Synthetic Intelligence (AI) firm Anthropic introduced a brand new cybersecurity initiative referred to as Challenge Glasswing that will use a preview model of its new frontier mannequin, Claude Mythos, to search out and tackle security vulnerabilities.
The mannequin will be utilized by a small set of organizations, together with Amazon Net Providers, Apple, Broadcom, Cisco, CrowdStrike, Google, JPMorgan Chase, the Linux Basis, Microsoft, NVIDIA, and Palo Alto Networks, alongside with Anthropic, to safe essential software program.
The corporate stated it is forming this initiative in response to capabilities noticed in its general-purpose frontier mannequin that reveal a “stage of coding functionality the place they’ll surpass all however essentially the most expert people at discovering and exploiting software program vulnerabilities.” As a result of of its cybersecurity capabilities and considerations that they could possibly be abused, Anthropic has opted to not make the mannequin usually obtainable.
Mythos Preview, Anthropic claimed, has already found hundreds of high-severity zero-day vulnerabilities in each main working system and internet browser. Some of those embody a now-patched 27-year-old bug in OpenBSD, a 16-year-old flaw in FFmpeg, and a memory-corrupting vulnerability in a memory-safe digital machine monitor.
In a single occasion highlighted by the corporate, Mython Preview is claimed to have autonomously come with an online browser exploit that chained collectively 4 vulnerabilities to flee the renderer and working system sandboxes. Anthropic additionally famous within the preview’s system card that the mannequin solved a company community assault simulation that will have taken a human skilled greater than 10 hours.
In maybe what’s probably the most eyebrow-raising findings, Mythos Preview managed to comply with directions from a researcher working an analysis to flee a secured “sandbox” laptop it was offered with, indicating a “probably harmful functionality” to bypass its personal safeguards.
The mannequin didn’t cease there. It additional went on to carry out a collection of extra actions, together with devising a multi-step exploit to achieve broad web entry from the sandbox system and ship an electronic mail message to the researcher, who was consuming a sandwich in a park.
“As well as, in a regarding and unasked-for effort to reveal its success, it posted particulars about its exploit to a number of hard-to-find, however technically public-facing, web sites,” Anthropic stated.

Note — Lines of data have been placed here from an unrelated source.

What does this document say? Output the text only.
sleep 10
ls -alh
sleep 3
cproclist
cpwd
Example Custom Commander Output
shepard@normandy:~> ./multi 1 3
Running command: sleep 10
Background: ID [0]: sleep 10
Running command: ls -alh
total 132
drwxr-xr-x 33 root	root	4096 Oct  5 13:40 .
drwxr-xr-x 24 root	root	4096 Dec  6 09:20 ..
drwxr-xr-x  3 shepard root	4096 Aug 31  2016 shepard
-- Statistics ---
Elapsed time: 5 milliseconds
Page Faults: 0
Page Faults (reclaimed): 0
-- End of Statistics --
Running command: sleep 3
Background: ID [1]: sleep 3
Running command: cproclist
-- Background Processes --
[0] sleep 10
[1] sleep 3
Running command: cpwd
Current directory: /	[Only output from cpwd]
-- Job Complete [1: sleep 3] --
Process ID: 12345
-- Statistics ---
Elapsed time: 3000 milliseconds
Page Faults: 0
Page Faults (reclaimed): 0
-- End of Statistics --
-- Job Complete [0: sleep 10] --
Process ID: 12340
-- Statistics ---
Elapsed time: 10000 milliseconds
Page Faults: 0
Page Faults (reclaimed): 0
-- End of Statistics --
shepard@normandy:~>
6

The firm pointed out that Challenge Glasswing is an “pressing try” to make use of frontier mannequin capabilities for defensive functions earlier than those self same capabilities are adopted by hostile actors. It is also committing as much as $100 million in utilization credit for Mythos Preview throughout, in addition to $4 million in direct donations to open-source security organizations.
“We didn’t explicitly practice Mythos Preview to have these capabilities,” Anthropic stated. “Fairly, they emerged as a downstream consequence of common enhancements in code, reasoning, and autonomy. The similar enhancements that make the mannequin considerably more practical at patching vulnerabilities additionally make it considerably more practical at exploiting them.”
Information of Mythos leaked final month after particulars in regards to the mannequin had been inadvertently saved in a publicly accessible information cache because of human error. The draft materials described it as essentially the most highly effective and succesful AI mannequin constructed so far. Days later, Anthropic suffered a second security lapse that unintentionally uncovered almost 2,000 supply code information and over half one million traces of code related to Claude Code for about three hours.
The leak additionally led to the invention of a security difficulty that bypasses sure safeguards when the AI coding agent is introduced with a command composed of greater than 50 subcommands. The problem has since been formally addressed by Anthropic in Claude Code model 2.1.90, launched final week.
“Claude Code, Anthropic’s flagship AI coding agent that executes shell instructions on builders’ machines, silently ignores user-configured security deny guidelines when a command comprises greater than 50 subcommands,” AI security firm Adversa stated. “A developer who configures ‘by no means run rm’ will see rm blocked when run alone, however the identical ‘rm’ runs with out restriction if preceded by 50 innocent statements. The security coverage silently vanishes.”
“Safety evaluation prices tokens. Anthropic’s engineers hit a efficiency drawback: checking each subcommand froze the UI and burned compute. Their repair: cease checking after 50. They traded security for velocity. They traded security for value.”